"I'm here for you."

This is such a commonly used phrase. Sometimes it's used to say I love you. Sometimes it's used to say call me. Sometimes it just falls out of our mouth in the same way Canadians apologize all the time for no reason. 

I admittedly didn't know the true meaning of this phrase for a long time. Well, I thought I knew and my intentions were good but looking back, I'm not sure I was the most helpful person to turn to. Whenever someone came to me for help, I'd "help" them in the ways I knew how. I took on their problem as if it was mine to fix. I would reply with various solutions, judgments, and was often times too blunt about it. I didn't listen or use my intuition to sense what they needed from me.
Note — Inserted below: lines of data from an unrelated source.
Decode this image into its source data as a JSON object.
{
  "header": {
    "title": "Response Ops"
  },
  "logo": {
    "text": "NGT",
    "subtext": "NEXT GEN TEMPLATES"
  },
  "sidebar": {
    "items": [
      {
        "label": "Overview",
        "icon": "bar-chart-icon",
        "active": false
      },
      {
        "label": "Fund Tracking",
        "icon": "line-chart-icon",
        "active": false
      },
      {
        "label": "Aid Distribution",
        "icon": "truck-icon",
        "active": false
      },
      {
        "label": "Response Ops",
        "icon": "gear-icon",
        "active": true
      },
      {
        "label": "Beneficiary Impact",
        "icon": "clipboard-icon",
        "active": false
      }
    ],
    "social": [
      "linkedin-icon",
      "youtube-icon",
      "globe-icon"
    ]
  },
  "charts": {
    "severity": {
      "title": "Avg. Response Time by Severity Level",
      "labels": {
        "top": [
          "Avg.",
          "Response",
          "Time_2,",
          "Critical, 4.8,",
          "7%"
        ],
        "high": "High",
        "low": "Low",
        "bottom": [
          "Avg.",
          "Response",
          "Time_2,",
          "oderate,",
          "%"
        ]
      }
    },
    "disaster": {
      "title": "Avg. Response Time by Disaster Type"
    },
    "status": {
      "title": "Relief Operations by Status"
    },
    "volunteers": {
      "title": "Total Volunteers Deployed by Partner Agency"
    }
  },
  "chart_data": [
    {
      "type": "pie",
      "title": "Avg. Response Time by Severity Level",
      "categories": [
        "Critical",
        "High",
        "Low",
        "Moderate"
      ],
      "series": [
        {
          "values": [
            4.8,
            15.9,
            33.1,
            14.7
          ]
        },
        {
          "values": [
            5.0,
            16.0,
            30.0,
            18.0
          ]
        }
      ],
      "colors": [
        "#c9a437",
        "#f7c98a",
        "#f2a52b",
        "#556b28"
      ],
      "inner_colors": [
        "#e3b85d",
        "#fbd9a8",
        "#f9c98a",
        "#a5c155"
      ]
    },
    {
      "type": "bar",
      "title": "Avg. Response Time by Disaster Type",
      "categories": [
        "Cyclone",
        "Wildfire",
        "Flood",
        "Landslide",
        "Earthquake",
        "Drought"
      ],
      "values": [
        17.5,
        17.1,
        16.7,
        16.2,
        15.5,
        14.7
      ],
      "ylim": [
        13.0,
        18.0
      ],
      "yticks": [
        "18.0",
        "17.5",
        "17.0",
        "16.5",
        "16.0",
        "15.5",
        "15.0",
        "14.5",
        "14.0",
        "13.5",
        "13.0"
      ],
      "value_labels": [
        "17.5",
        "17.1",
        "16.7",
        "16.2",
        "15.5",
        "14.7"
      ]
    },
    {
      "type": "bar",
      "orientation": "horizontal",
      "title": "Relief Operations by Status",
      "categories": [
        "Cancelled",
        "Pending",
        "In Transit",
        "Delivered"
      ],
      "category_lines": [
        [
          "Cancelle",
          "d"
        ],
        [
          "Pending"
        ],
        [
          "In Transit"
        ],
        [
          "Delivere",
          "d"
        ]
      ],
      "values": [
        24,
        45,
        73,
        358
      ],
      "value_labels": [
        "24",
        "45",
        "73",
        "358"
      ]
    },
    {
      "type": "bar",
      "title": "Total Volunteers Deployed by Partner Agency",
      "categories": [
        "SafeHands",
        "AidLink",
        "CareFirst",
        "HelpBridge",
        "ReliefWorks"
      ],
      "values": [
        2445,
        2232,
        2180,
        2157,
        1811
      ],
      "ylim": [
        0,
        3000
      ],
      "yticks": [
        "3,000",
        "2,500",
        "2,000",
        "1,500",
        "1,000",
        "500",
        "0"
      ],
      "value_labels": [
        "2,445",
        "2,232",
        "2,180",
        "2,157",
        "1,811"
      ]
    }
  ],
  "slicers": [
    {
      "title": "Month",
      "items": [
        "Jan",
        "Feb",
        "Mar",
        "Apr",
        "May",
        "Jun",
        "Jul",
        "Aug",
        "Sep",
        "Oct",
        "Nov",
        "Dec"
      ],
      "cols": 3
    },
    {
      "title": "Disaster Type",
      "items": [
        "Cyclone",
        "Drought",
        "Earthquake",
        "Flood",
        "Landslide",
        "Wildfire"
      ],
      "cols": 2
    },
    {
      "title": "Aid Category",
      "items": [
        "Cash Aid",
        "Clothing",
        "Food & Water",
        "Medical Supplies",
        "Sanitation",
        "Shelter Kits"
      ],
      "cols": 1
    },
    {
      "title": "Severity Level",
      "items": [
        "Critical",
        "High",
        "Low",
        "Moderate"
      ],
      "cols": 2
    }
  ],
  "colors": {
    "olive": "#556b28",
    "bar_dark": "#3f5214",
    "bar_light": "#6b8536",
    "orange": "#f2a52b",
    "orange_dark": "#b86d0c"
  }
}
And when they rejected my advice, I got mad at them and couldn't understand why. 

I now see that the root of my problem was I over-complicated it. I felt that I had to go way beyond just 'being there' and had to continuously dish out advice, fluffy self-help strategies, and judgments. 

I've said again and again that this year has been a challenging one. I've had to rely a lot on my friends and family to help me through and it's taught me so much about what it means to have people who were there for me. And in the process, I've learned how to truly be there for others in a way that actually helps them.  

I can now honestly say I am feeling like myself again and I have come out the other side —the light at the end of the tunnel — so to speak. I'm out of said metaphorical tunnel!

Today I'm sharing what I've learned it *really* means to be there for someone. 

Simply being there. 

This was the biggest lesson I had to learn. Finessing the simplicity of knowing that physically being with someone, or calling them on the phone, or sending a text to check in, is one of the best ways to show them I care. Many times when someone needs support, they actually just need to not feel like they're alone. This requires some selflessness in making time from my day to be available to see them and answer the phone when they call. 

Using my intuition. 

I find that with some people, myself included, you have to read between the lines a little bit when they reach out for help. I personally find it really hard to admit I need help so it often comes out in subtle ways. I'll ask someone to have a coffee with me and I'll ask the questions I want to be asked like how are you doing? or are you feeling okay? since they're typically asked in return. Or I'll ask my sister to stay on the phone with me until I go to sleep. What I'm really asking is for her to be there for me. 

Not trying to fix anything.

I'm a healer by nature. As a Virgo and hence sometimes-perfectionist, I am hard-wired to want to help in a big way. Without even being fully aware of it, I used to try to *fix* people and it never went well. It would turn a potentially special moment into a self-fulfilling discussion that almost always ended with sorry I asked or a sarcastic thanks for the help. I now know that I don't need to fix people and they are perfectly capable of helping themselves. Just as I don't need fixing and no longer seek that from others. How I learned to do this leads me to my next point, listening without judgment. 

Listening without judgment. 

I used to "listen" but really I was often just thinking about how I was going to react to what they're saying and what advice I was going to give. Turns out this isn't actually helpful. When I go to someone for support, what really helps is when they actually let me talk and get things off my chest. That alone is immensely helpful. The second part is not offering any kind of judgments. When someone is hurting, the last thing they need to hear are judgments, suggestions or advice, even if it is well-meaning. 

Accepting them and showing love. 

Acceptance comes from not offering judgments or advice and just allowing people to be who they are, even and especially when they are upset or mad and it's not pretty. There's something really beautiful about vulnerability and when I am vulnerable with others, I get closer to them. When others are vulnerable in sharing their struggles with me, I really respect and appreciate that openness and now see it as an opportunity to practice acceptance. What all of this really comes down to is love. It's choosing love over fear and reminding myself of our fundamental need for it. This is where we all become one, where we truly are all the same. We all want love and acceptance. Whenever I'm not sure what to do or how to help someone, I always come back to love. And it shows me what to do.